Each record is a flat object with no nested sub-objects:
interface SignalRecord {
  id?: string;           // anchor parser-item id for traceback to the source post
  ids?: string[];        // all parser-item ids folded into the burst (matrix may have several)
  symbol: string;
  direction: "long" | "short";
  channel: string;
  ts: number;            // signal time (burst ts), unix ms
  entered: boolean;      // false for no-entry or cascade-veto
  entryPrice: number;    // 0 if not entered
  exitPrice: number;     // 0 if not entered
  pnl: number;           // realized PnL, fraction (0.05 = +5%)
  peak: number;          // peak PnL over the position's life (diagnostic)
  reason: string;        // hard-stop | trailing-take | peak-staleness | life-cap | no-entry | cascade-veto
  heldMinutes: number;
  inverted: boolean;     // true if squeezePolicy="invert" fired and direction was flipped
  volRegime: "calm" | "anomalous";
  independentClusters: number;
}
pnl is the honest realized fraction — consistent with BacktestResult.pnl. A hard-stop loss is -(hardStop / 100), never softened to a prior peak.

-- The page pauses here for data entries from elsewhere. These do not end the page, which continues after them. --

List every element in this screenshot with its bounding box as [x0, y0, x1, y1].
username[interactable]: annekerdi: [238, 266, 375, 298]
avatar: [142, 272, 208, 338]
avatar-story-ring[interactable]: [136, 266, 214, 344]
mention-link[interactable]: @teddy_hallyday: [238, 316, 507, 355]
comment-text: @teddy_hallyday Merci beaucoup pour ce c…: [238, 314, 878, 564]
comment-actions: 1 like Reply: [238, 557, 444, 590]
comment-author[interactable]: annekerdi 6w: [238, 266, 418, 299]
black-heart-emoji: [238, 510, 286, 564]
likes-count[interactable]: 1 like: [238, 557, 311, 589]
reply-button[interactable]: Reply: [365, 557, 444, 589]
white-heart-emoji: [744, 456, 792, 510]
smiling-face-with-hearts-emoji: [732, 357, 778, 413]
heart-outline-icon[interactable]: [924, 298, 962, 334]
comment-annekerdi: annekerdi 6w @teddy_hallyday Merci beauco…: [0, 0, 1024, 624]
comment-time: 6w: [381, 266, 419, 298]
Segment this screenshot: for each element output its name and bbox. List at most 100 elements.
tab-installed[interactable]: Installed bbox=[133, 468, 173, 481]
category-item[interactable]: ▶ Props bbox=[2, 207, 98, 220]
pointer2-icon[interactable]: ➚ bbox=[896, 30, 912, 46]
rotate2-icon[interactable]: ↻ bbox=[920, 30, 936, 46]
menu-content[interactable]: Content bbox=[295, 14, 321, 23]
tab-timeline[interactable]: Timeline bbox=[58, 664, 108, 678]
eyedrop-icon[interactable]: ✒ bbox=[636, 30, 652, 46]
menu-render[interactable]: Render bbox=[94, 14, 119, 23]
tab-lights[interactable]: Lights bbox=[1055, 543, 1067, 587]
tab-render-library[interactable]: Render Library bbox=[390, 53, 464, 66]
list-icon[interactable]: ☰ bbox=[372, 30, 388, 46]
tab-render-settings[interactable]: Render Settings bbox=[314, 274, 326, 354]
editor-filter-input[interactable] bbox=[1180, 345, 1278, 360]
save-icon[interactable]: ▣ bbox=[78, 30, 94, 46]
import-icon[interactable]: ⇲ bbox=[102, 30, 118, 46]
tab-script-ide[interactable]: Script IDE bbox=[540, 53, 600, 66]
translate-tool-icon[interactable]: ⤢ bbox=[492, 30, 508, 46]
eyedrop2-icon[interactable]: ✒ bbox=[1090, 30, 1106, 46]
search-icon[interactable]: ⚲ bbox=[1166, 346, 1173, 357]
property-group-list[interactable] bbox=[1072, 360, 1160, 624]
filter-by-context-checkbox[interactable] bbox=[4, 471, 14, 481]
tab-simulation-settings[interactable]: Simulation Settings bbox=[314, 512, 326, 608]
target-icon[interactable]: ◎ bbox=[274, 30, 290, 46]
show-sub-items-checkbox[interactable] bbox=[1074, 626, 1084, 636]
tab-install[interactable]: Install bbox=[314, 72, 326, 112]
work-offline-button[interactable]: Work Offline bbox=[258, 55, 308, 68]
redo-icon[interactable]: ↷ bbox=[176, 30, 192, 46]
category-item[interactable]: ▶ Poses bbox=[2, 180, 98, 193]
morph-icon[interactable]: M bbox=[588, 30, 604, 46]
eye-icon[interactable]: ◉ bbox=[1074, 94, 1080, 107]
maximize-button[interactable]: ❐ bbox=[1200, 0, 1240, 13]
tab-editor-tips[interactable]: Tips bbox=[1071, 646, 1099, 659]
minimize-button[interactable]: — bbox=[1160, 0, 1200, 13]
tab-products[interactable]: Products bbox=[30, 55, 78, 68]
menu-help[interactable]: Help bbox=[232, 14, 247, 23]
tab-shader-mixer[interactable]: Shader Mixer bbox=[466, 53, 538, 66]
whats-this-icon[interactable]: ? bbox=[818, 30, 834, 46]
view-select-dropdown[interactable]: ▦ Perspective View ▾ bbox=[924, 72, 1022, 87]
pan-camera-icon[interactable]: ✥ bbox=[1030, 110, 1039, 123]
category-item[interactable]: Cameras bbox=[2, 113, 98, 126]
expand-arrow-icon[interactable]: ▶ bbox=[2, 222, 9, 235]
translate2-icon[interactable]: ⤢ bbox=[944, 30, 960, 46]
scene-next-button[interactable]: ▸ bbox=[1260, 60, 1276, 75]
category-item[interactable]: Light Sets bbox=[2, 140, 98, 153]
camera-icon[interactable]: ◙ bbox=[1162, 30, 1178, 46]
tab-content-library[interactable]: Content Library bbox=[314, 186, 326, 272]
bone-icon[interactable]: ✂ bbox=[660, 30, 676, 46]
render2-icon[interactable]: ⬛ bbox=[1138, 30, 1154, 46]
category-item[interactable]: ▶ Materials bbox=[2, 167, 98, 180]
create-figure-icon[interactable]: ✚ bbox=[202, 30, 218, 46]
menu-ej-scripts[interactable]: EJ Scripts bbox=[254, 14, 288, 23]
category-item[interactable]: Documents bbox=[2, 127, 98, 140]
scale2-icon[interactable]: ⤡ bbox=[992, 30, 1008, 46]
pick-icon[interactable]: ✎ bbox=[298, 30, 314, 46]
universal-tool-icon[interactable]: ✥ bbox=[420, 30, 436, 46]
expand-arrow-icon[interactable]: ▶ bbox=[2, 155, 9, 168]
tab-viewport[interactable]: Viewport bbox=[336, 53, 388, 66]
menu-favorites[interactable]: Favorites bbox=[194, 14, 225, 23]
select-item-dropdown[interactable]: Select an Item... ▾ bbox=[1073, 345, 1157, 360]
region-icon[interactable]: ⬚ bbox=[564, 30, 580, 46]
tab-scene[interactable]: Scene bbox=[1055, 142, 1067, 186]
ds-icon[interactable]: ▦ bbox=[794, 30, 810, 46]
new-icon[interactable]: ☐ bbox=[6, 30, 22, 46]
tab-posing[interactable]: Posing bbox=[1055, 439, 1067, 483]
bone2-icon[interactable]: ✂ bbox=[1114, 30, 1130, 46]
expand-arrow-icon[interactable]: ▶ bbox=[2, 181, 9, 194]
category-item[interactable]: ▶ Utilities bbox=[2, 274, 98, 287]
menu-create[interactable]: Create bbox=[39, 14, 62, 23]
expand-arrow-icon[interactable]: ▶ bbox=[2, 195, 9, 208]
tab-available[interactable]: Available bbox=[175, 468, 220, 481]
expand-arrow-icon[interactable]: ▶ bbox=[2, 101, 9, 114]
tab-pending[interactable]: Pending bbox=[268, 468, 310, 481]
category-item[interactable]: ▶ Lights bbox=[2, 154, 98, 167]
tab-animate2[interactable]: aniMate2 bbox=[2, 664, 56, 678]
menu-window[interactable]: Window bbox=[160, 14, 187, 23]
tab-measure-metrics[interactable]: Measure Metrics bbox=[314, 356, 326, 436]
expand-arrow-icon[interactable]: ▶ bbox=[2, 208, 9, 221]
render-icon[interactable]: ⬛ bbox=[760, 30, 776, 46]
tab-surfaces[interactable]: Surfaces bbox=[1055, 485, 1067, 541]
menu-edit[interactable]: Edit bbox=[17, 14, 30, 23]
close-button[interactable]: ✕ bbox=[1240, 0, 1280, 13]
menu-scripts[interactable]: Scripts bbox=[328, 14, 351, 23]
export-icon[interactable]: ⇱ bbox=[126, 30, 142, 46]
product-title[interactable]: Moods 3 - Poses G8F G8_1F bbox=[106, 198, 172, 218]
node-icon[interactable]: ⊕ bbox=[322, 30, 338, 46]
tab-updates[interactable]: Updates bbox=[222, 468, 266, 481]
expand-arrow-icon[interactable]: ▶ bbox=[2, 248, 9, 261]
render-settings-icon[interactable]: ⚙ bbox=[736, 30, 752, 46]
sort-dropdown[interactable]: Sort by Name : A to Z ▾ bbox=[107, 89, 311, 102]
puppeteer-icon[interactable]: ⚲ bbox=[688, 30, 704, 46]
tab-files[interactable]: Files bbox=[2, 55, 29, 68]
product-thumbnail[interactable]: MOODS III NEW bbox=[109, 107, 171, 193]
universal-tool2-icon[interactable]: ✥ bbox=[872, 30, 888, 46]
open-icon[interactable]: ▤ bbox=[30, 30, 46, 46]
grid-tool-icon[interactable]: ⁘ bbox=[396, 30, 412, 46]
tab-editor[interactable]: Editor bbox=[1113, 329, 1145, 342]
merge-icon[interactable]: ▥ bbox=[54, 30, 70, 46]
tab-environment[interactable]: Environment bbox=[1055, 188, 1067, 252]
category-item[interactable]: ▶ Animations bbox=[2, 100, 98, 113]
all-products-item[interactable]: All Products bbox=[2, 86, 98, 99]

Including Non-Entered Signals

dump() includes every candidate burst evaluated by the selected training configuration, not only the ones that entered a position. Records with entered: false represent two distinct skip reasons:
  • reason: "no-entry" — candles existed but price never touched the entry zone during the full life-cap window.
  • reason: "cascade-veto" — the cascade detector fired squeezePolicy = "veto" and the signal was suppressed.
Including these records means your analytics can count skips alongside realized trades — measuring how often the cascade filter fires, what fraction of signals fail to reach their entry zone, and whether skip rates vary by symbol or regime.

ID Threading for Traceback

The id and ids fields thread the ParserItem.id through the full pipeline so a realized trade can be traced back to the exact source post.
  • A ParserItem.id can be a string or number. Numbers are normalized to strings before storage so the type is consistent in dump() records and TradeSignal.origin.
  • In matrix mode, several ParserItem entries from different channels can be folded into a single burst. ids contains all of their ids; id is the anchor (the earliest or primary item’s id).
  • id survives model.save() / PumpMatrix.load() — it is serialized with the history and restored exactly.
  • When a ParserItem has no id, the field is simply absent from the record (undefined).

Persistence

dump() data is embedded in the JSON produced by model.save():
const json = model.save();                         // includes full history
fs.writeFileSync("model-weights.json", json);

const restored = PumpMatrix.load(json);
restored.historySize;                              // same count as original
restored.dump();                                   // same records
If you load a model JSON that was produced without history (e.g. an older version or a deliberately stripped export), historySize returns 0 and dump() returns an empty array. No error is thrown.

Using dump() for Analytics

Because dump() records are plain objects, they compose directly with standard array methods:
const records = model.dump();

// only look at trades that actually entered
const entered = records.filter(r => r.entered);

// basic win rate over entered trades
const winRate = entered.filter(r => r.pnl > 0).length / entered.length;

// average realized PnL
const avgPnl = entered.reduce((s, r) => s + r.pnl, 0) / entered.length;

// cascade veto rate across all signals
const vetoRate = records.filter(r => r.reason === "cascade-veto").length / records.length;

// regime breakdown
const anomalous = records.filter(r => r.volRegime === "anomalous");
For richer percentile-based statistics, the model exposes model.pnl and model.riskReward computed over the same history — see the Backtesting guide for their shape.
dump() is the training-time history of the selected configuration — the records come from replaying the chosen hyperparameters over the training data. backtest() is the same replayExit machinery applied to any ParserItem[] and candle source you pass at call time. Use dump() for understanding what training saw; use backtest() for evaluating new signals or time periods not in the training set.